Healthtronics Ltd, UK

Title: Making digital health work better


Sina Iluyemi is qualified as a Dental Surgeon and a Masters in Public Health (Dental) from Queen Mary’s University of London and a PhD in Health Informatics (eHealth Innovation & Policy) from University of Portsmouth. He has a Diploma in Dental Public Health from the Royal College of Surgeons England. His specialties include eHealth, mHealth, telemedicine , digtal health, health policy, innovation and strategy. Presently, he is the Founder and Lead Consultant at HEALTHTRONICS
Consulting based in London, UK.


Health systems all over the world are struggling to meet up with medical services being demanded by their citizens and are facing crippling rising health care costs. An effective adoption and utilisation of digital health technologies is one of the strategies being implemented to mitigate these national and organisational problems. The aim is to offer strategies about how governments,
companies, start-ups and regulators can work together to make digital health economy serve the needs of patients, citizens, health professionals, hospitals and payers.

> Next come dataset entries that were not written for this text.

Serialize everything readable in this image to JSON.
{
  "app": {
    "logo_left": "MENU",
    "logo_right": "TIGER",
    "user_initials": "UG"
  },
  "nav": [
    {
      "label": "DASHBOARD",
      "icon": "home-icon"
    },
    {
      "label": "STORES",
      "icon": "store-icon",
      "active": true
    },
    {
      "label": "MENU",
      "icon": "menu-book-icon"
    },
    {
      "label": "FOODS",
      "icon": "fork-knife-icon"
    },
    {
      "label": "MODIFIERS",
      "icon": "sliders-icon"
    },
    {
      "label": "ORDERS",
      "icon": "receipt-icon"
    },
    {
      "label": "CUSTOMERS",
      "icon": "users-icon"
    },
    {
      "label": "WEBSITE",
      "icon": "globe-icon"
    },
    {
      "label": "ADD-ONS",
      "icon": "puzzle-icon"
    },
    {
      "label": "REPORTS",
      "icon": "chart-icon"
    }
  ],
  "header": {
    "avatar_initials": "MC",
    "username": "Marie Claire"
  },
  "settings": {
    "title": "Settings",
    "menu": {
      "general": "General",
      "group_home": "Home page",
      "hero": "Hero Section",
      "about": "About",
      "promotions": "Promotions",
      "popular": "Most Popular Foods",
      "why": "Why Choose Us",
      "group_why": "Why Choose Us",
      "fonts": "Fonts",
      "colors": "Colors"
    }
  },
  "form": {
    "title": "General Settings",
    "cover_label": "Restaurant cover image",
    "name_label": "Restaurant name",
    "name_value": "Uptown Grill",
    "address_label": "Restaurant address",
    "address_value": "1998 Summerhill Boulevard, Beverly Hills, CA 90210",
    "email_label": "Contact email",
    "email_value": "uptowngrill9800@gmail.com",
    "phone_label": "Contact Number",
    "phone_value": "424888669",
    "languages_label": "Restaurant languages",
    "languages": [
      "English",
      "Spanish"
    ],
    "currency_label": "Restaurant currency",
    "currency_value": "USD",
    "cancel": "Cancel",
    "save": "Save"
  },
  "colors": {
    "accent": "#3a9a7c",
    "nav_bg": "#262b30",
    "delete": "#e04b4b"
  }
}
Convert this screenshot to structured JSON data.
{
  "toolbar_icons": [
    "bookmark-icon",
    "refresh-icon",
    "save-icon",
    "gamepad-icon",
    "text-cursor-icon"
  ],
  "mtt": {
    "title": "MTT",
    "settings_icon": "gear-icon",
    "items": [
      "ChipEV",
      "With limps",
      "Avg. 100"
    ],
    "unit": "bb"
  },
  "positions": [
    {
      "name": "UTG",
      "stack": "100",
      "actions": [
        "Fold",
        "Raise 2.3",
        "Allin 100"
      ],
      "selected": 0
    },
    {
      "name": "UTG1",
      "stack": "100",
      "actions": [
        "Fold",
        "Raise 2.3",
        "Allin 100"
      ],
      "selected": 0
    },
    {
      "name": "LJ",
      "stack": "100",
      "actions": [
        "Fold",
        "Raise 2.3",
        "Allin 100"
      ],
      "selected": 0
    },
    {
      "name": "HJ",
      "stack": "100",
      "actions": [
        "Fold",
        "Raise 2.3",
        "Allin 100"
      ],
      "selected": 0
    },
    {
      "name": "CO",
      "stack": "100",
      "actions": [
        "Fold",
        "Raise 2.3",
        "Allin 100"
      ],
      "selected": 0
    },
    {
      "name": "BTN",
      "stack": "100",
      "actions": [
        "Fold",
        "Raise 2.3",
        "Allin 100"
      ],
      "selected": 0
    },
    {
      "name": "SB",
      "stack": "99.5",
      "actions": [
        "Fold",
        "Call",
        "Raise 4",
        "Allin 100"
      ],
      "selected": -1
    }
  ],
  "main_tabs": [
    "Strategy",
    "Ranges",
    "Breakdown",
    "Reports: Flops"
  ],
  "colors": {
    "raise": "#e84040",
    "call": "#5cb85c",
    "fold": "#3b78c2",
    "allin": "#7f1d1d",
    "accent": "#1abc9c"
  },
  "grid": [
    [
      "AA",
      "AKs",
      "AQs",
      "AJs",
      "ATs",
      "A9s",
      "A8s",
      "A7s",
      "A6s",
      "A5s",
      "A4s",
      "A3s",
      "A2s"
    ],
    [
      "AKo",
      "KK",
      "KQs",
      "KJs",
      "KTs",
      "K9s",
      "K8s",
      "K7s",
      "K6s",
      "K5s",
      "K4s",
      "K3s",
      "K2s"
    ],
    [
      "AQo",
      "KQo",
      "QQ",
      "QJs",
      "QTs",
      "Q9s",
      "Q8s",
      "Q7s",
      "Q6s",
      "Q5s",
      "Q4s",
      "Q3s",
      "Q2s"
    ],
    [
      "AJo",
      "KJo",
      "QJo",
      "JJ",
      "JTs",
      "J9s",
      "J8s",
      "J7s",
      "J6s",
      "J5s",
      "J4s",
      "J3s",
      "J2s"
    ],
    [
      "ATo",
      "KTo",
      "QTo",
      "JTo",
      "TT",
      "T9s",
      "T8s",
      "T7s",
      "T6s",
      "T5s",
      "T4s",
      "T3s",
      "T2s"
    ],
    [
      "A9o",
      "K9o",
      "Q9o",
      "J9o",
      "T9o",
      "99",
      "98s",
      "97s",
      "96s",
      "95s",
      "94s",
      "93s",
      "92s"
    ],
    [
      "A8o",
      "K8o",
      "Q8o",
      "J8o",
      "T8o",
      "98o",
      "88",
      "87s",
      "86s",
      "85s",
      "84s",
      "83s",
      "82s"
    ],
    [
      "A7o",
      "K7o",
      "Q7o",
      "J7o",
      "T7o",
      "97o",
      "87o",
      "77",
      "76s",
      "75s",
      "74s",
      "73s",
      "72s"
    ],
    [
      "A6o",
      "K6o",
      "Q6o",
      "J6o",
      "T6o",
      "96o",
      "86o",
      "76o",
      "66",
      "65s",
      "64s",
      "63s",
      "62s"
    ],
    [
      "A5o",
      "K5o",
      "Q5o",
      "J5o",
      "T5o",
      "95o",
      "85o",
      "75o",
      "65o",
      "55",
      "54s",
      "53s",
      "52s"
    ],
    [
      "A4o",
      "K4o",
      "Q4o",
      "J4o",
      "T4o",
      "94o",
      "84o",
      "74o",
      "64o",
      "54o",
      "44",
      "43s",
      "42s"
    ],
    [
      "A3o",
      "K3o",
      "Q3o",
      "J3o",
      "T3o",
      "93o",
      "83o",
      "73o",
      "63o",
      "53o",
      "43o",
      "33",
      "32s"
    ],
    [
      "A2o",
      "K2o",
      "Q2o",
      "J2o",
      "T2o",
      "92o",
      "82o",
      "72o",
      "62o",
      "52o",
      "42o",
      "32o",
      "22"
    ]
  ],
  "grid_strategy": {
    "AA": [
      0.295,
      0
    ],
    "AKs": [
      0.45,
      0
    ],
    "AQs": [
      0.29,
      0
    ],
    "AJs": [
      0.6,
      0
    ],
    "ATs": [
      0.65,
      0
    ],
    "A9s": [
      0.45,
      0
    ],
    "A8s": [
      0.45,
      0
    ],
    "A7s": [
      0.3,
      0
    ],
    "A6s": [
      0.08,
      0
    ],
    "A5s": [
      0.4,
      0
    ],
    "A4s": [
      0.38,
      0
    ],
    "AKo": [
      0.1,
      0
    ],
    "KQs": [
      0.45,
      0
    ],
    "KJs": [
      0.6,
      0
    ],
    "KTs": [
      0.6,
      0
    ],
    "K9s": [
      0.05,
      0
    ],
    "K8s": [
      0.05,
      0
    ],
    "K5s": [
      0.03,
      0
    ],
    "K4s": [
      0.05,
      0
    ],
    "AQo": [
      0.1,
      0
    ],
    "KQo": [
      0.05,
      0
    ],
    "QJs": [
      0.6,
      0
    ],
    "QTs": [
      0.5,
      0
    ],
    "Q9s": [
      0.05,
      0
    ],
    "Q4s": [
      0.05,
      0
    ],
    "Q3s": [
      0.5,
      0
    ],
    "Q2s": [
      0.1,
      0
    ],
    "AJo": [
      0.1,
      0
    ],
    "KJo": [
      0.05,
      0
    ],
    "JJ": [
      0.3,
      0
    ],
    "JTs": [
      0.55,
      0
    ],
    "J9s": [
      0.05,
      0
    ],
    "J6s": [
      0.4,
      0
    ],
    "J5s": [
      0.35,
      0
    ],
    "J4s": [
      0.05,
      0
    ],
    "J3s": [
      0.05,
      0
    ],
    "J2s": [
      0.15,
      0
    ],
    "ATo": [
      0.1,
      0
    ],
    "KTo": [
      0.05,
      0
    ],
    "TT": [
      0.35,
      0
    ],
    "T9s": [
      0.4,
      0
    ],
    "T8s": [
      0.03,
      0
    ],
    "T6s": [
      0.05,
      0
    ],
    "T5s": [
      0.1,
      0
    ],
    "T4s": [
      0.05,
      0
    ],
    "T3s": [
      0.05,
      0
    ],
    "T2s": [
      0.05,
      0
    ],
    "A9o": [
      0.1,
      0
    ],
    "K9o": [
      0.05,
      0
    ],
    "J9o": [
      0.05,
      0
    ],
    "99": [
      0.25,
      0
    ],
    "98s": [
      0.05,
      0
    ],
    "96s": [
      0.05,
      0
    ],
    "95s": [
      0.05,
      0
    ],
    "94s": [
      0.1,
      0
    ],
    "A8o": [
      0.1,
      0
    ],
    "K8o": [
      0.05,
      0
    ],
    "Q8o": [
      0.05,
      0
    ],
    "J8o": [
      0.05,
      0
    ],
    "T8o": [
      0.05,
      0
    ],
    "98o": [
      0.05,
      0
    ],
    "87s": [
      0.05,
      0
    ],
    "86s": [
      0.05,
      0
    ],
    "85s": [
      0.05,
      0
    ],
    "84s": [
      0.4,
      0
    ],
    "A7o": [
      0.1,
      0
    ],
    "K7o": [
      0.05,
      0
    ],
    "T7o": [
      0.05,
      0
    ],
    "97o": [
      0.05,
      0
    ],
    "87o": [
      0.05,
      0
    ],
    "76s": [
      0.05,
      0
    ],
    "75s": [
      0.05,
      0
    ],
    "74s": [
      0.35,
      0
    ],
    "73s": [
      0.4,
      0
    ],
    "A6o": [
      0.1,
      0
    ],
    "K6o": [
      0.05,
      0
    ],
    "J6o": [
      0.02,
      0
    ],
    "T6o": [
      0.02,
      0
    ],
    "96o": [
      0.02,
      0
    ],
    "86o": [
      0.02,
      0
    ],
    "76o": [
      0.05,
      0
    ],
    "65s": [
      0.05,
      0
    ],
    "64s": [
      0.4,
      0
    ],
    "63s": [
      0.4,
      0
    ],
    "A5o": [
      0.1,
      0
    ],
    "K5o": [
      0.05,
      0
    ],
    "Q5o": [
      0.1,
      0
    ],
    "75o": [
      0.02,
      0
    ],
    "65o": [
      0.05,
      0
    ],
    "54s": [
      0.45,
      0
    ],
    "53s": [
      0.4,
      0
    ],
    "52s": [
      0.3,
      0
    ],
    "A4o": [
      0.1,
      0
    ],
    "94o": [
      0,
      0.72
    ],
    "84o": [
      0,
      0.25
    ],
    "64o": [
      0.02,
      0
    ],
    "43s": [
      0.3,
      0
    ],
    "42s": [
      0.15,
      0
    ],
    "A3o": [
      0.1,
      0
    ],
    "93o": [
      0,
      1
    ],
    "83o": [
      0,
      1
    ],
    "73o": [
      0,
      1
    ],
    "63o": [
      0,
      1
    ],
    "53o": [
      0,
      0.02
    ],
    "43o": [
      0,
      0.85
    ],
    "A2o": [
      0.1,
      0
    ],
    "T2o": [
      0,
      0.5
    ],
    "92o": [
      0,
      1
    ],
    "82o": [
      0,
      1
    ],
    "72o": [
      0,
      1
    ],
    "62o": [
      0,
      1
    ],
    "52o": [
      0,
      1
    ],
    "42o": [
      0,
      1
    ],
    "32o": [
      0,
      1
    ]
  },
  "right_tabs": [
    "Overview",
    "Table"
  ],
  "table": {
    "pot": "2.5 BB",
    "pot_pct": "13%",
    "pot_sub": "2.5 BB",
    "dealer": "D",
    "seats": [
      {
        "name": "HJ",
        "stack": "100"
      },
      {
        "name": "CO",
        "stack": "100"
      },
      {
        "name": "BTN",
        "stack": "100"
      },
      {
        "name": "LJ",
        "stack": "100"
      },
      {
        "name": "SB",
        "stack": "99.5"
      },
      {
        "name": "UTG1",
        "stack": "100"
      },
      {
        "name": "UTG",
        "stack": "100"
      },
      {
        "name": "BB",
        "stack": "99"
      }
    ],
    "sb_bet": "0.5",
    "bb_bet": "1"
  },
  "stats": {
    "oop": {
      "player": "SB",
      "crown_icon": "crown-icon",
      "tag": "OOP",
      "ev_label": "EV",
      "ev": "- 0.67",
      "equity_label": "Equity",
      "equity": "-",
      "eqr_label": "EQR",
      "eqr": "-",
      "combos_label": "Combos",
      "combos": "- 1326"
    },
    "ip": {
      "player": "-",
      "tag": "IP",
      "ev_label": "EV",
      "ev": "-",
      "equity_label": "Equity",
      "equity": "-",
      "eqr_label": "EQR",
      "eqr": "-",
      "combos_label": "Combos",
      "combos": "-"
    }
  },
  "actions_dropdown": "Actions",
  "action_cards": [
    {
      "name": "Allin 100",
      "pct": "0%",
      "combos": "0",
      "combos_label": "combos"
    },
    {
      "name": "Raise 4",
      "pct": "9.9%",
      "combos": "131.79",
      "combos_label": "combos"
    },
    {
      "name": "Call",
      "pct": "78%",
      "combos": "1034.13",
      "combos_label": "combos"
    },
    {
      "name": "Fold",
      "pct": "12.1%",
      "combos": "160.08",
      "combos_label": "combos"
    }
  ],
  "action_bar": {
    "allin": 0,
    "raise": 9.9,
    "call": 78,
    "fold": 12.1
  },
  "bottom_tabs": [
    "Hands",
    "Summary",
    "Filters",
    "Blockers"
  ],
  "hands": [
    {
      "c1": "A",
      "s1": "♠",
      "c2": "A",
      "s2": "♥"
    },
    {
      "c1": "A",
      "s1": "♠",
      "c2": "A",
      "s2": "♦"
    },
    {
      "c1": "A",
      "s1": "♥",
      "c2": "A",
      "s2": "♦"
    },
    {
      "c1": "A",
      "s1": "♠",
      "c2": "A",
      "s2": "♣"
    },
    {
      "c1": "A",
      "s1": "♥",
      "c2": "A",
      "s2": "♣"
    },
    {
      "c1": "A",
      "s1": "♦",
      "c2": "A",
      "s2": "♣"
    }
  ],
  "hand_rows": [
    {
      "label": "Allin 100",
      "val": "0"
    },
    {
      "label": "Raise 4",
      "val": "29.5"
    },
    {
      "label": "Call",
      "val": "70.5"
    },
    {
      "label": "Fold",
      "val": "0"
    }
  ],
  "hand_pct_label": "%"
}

National governments, hospitals and clinics (Implementers) have invested into and implemented various digital health technologies. On the other hand, multinationals, companies, start-ups and entrepreneurs (Developers) have
started new businesses offering shining new gadgets, apps and services. This creates a dichotomy. The implements are focussed on health system efficiency, cost-minimisation and enhancing the quality of care that patients receive. Whilst, the Developers preferred the personalisation of healthcare; whereby they invent and sell devices and apps to citizens and consumers to promote wellbeing and
wellness. The progress so far is encouraging, but impact on patient outcomes and evidence of cost-effectiveness haven’t materialised yet. And the markets for consumer-centric digital health technologies have yet to grow as expected. Strategies are how to align the interests of the implementers with the developers. To propose a system of partnership where innovation, adoption and utilisation are fostered in a mutually beneficial manner.